What is it about America that is so inviting, yet so closed off? You can enjoy American freedoms, but not too much. You can talk about America, but only if you are a citizen. What will you do if you are deported? How will your opinions help you?
Monitoring immigrants’ social media is inherently un-American. America, for a long time, was considered to be the country for immigrants. You could come in search of economic opportunities and find a better life.
But being told not to talk about the Capitol reminded me of all the things that America hides under the facade of being a good place for immigrants. The truth is, we have always known that this is what America is. A place so centered on the individual that it regularly turns to extremism, to violence, for the sake of personal fulfillment. That same sense of equality we love so much — you can be anything, believe anything in America — is eventually what eats us alive. It is eventually what we see at the steps of the U.S. Capitol, threatening a coup like the ones we see at home.
What is considered un-American, therefore, is more American than you think. Violence and extremism fester in American society under the guise of patriotism. “American-ness” is a standard that everyone in the world attempts to reach. The insurrection at the Capitol shows that even America fails to reach this standard.

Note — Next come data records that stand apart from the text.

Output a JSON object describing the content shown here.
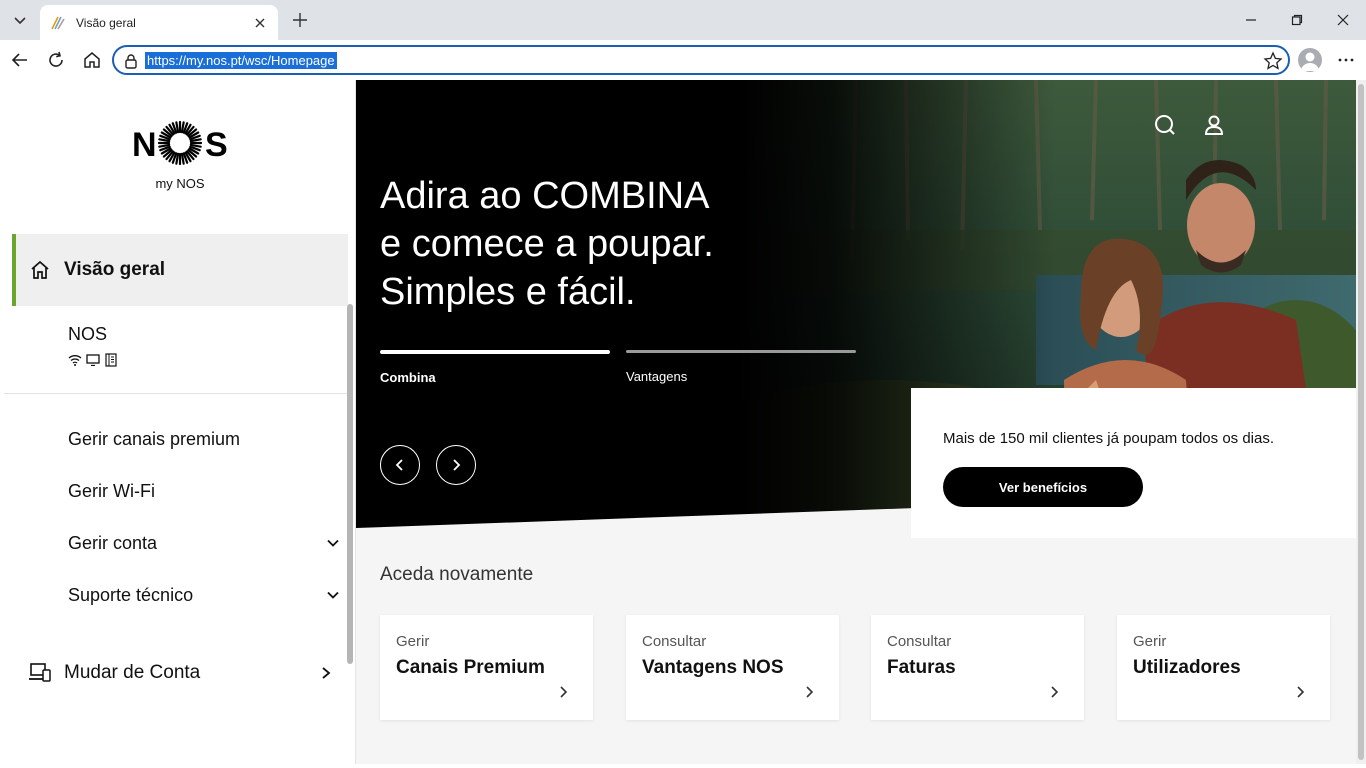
{
  "browser": {
    "tab_title": "Visão geral",
    "url": "https://my.nos.pt/wsc/Homepage"
  },
  "sidebar": {
    "logo_text_left": "N",
    "logo_text_right": "S",
    "logo_sub": "my NOS",
    "active_item": "Visão geral",
    "account_name": "NOS",
    "account_icons": [
      "wifi-icon",
      "tv-icon",
      "phone-icon"
    ],
    "menu": [
      {
        "label": "Gerir canais premium",
        "has_chevron": false
      },
      {
        "label": "Gerir Wi-Fi",
        "has_chevron": false
      },
      {
        "label": "Gerir conta",
        "has_chevron": true
      },
      {
        "label": "Suporte técnico",
        "has_chevron": true
      }
    ],
    "switch_account": "Mudar de Conta",
    "accent_color": "#6aa52e"
  },
  "hero": {
    "title_lines": [
      "Adira ao COMBINA",
      "e comece a poupar.",
      "Simples e fácil."
    ],
    "tabs": [
      {
        "label": "Combina",
        "active": true
      },
      {
        "label": "Vantagens",
        "active": false
      }
    ],
    "promo_text": "Mais de 150 mil clientes já poupam todos os dias.",
    "promo_button": "Ver benefícios"
  },
  "quick_access": {
    "title": "Aceda novamente",
    "cards": [
      {
        "kicker": "Gerir",
        "title": "Canais Premium"
      },
      {
        "kicker": "Consultar",
        "title": "Vantagens NOS"
      },
      {
        "kicker": "Consultar",
        "title": "Faturas"
      },
      {
        "kicker": "Gerir",
        "title": "Utilizadores"
      }
    ]
  }
}
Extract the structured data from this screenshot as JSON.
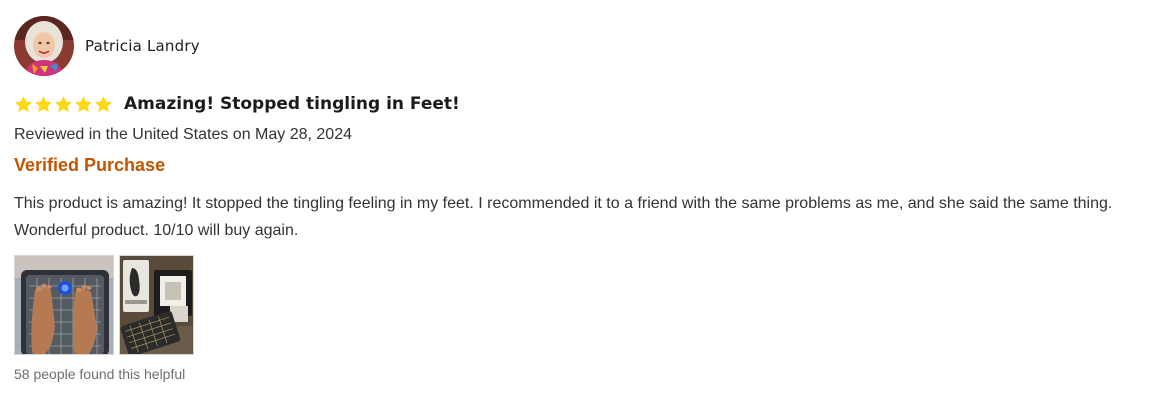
{
  "review": {
    "reviewer_name": "Patricia Landry",
    "avatar_icon": "reviewer-avatar-photo",
    "rating": 5,
    "rating_max": 5,
    "star_color": "#ffd814",
    "title": "Amazing! Stopped tingling in Feet!",
    "meta": "Reviewed in the United States on May 28, 2024",
    "verified_label": "Verified Purchase",
    "verified_color": "#c45500",
    "body": "This product is amazing! It stopped the tingling feeling in my feet. I recommended it to a friend with the same problems as me, and she said the same thing. Wonderful product. 10/10 will buy again.",
    "images": [
      {
        "icon": "feet-on-massager-photo"
      },
      {
        "icon": "product-box-photo"
      }
    ],
    "helpful_text": "58 people found this helpful"
  }
}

Americans have to start thinking long and hard about what it means to be American. As the Capitol insurrection showed, there is a wrong way. We are at a crossroads: Do we strive for these ideals that we have failed to reach for the past 200 years, or do we abandon them?
One important step is adjusting our attitudes toward immigrants. Do we welcome them with open arms, knowing they will bring new ideas and cultures, or do we view them with suspicion? The way we treat their social media and public opinion is an important start.